Tidak beralasan hukum
Peneliti Pusat Kajian Antikorupsi Universitas Gadjah Mada, Zaenur Rohman, berpandangan, penyerahan tanggung jawab 75 pegawai KPK kepada atasan mereka langsung tidak beralasan secara hukum. Sebab, sesungguhnya mereka masih berstatus sebagai pegawai KPK sesuai surat keputusan pengangkatan mereka. Surat keputusan pengangkatan itu hanya bisa dicabut dengan surat keputusan pemberhentian.
”Dan untuk memberhentikan seorang pegawai KPK dari tugas dan tanggung jawabnya itu, harus berdasarkan alasan yang jelas. Misal, dia diduga melakukan pelanggaran etik atau tindak pidana. Nah, mereka dibebastugaskan sehingga dapat fokus menghadapi sangkaan atau dugaan yang dituduhkan kepada dirinya,” ucap Zaenur.
Rawan terdampak
Zaenur menilai polemik yang muncul akibat penyelenggaraan TWK ini sangat merugikan KPK. Citra KPK secara khusus pimpinan KPK bisa menjadi buruk di mata publik. Kerja-kerja KPK pun pasti terdampak secara signifikan karena lembaga antirasuah tersebut justru saat ini lebih sibuk mengurus persoalan internalnya daripada menangani kasus-kasus korupsi yang terjadi di Indonesia.
”Jadi, alih-alih TWK ini bisa menghasilkan kebaikan di KPK, justru mengakibatkan kerusakan yang sangat besar,” kata Zaenur.
Presiden perlu menegaskan bahwa yang perlu dilakukan adalah alih status bukan seleksi ulang. Ini kesempatan bagi Presiden untuk menunjukkan komitmennya dalam pemberantasan korupsi.
Lebih jauh, banyak pegawai yang berintegritas dan menyelidiki kasus-kasus korupsi besar malah tersingkir lewat penyelenggaraan TWK. Ini, menurutnya, semakin memperkuat asumsi bahwa ada kekuatan di pimpinan KPK yang ingin menyingkirkan pihak-pihak tertentu.
”TWK ini telah memakan banyak sekali korban, dan nama-nama itu adalah nama-nama yang berintegritas dan rekam jejaknya sama sekali tidak bisa diragukan dalam pemberantasan korupsi di Indonesia.
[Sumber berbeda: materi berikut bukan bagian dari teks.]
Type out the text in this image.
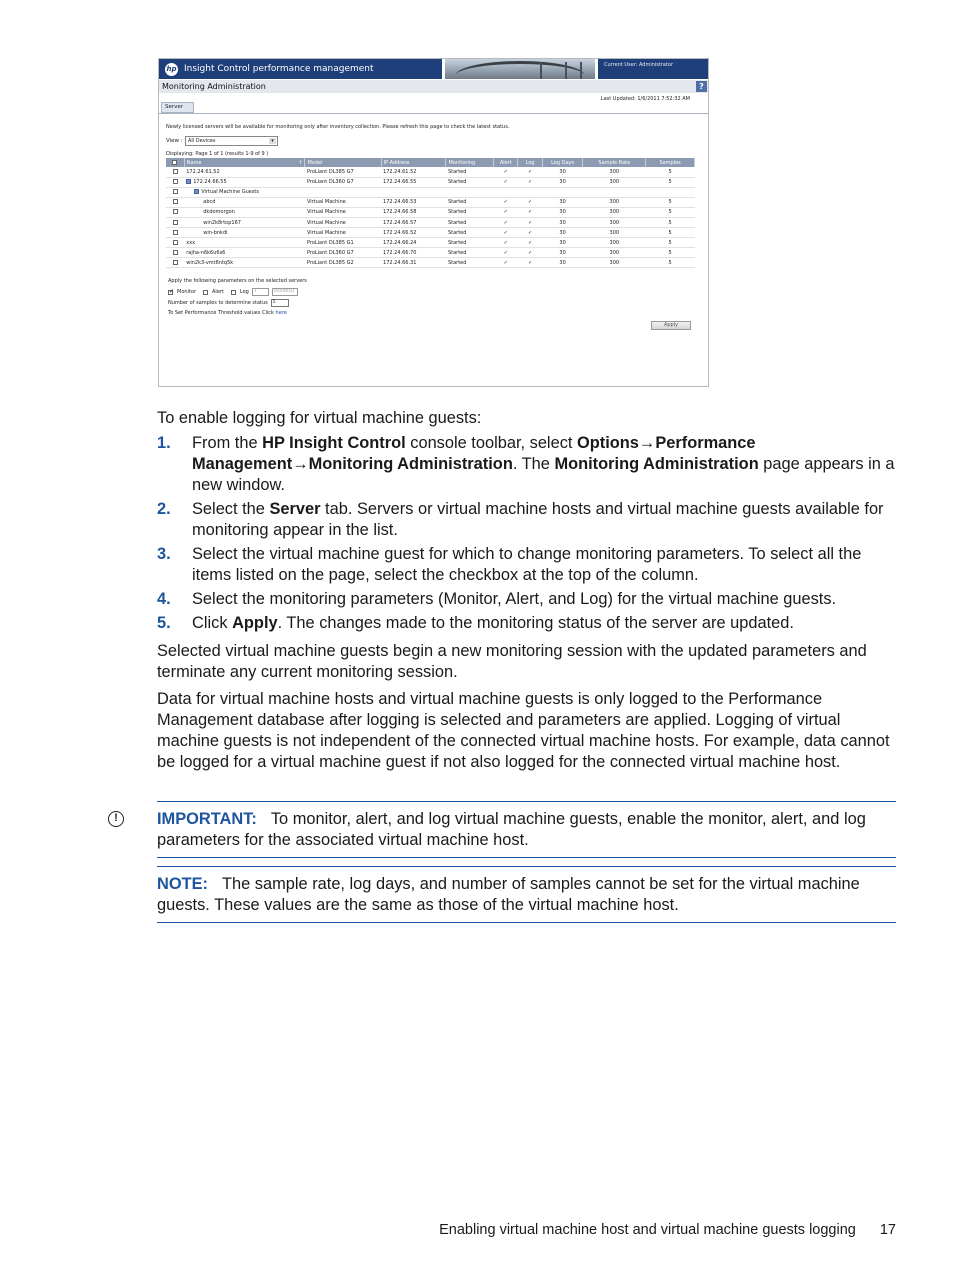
hp Insight Control performance management	Current User: Administrator
Monitoring Administration	?
Last Updated: 1/6/2011 7:52:32 AM
Server
Newly licensed servers will be available for monitoring only after inventory collection. Please refresh this page to check the latest status.
View :	All Devices	▾
Displaying: Page 1 of 1 (results 1-9 of 9 )
	Name ↑	Model	IP Address	Monitoring	Alert	Log	Log Days	Sample Rate	Samples
	172.24.61.52	ProLiant DL385 G7	172.24.61.52	Started	✓	✓	30	300	5
	172.24.66.55	ProLiant DL360 G7	172.24.66.55	Started	✓	✓	30	300	5
	Virtual Machine Guests								
	abcd	Virtual Machine	172.24.66.53	Started	✓	✓	30	300	5
	dkdomorgon	Virtual Machine	172.24.66.58	Started	✓	✓	30	300	5
	win2k8rtop167	Virtual Machine	172.24.66.57	Started	✓	✓	30	300	5
	win-bnkdi	Virtual Machine	172.24.66.52	Started	✓	✓	30	300	5
	xxx	ProLiant DL385 G1	172.24.66.24	Started	✓	✓	30	300	5
	rajha-n6k6u6s6	ProLiant DL360 G7	172.24.66.70	Started	✓	✓	30	300	5
	win2k3-vmt6ntq5k	ProLiant DL385 G2	172.24.66.31	Started	✓	✓	30	300	5
Apply the following parameters on the selected servers
✓
Monitor	Alert	Log	7	month(s)
Number of samples to determine status	5
To Set Performance Threshold values Click here
Apply
To enable logging for virtual machine guests:
1. From the HP Insight Control console toolbar, select Options→Performance Management→Monitoring Administration. The Monitoring Administration page appears in a new window.
2. Select the Server tab. Servers or virtual machine hosts and virtual machine guests available for monitoring appear in the list.
3. Select the virtual machine guest for which to change monitoring parameters. To select all the items listed on the page, select the checkbox at the top of the column.
4. Select the monitoring parameters (Monitor, Alert, and Log) for the virtual machine guests.
5. Click Apply. The changes made to the monitoring status of the server are updated.
Selected virtual machine guests begin a new monitoring session with the updated parameters and terminate any current monitoring session.
Data for virtual machine hosts and virtual machine guests is only logged to the Performance Management database after logging is selected and parameters are applied. Logging of virtual machine guests is not independent of the connected virtual machine hosts. For example, data cannot be logged for a virtual machine guest if not also logged for the connected virtual machine host.
!	IMPORTANT: To monitor, alert, and log virtual machine guests, enable the monitor, alert, and log parameters for the associated virtual machine host.
NOTE: The sample rate, log days, and number of samples cannot be set for the virtual machine guests. These values are the same as those of the virtual machine host.
Enabling virtual machine host and virtual machine guests logging 17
Mereka jelas berwawasan kebangsaan, telah berkontribusi sangat besar selama ini dalam menjaga republik ini dari rongrongan para koruptor,” ucap Zaenur.
Zaenur melihat ini adalah waktu yang tepat atau momentum yang baik bagi Presiden untuk menunjukkan komitmennya dalam pemberantasan korupsi, apalagi Presiden adalah pembina tertinggi ASN.
”Presiden perlu menegaskan bahwa yang perlu dilakukan adalah alih status bukan seleksi ulang. Ini kesempatan bagi Presiden untuk menunjukkan komitmennya dalam pemberantasan korupsi,” kata Zaenur.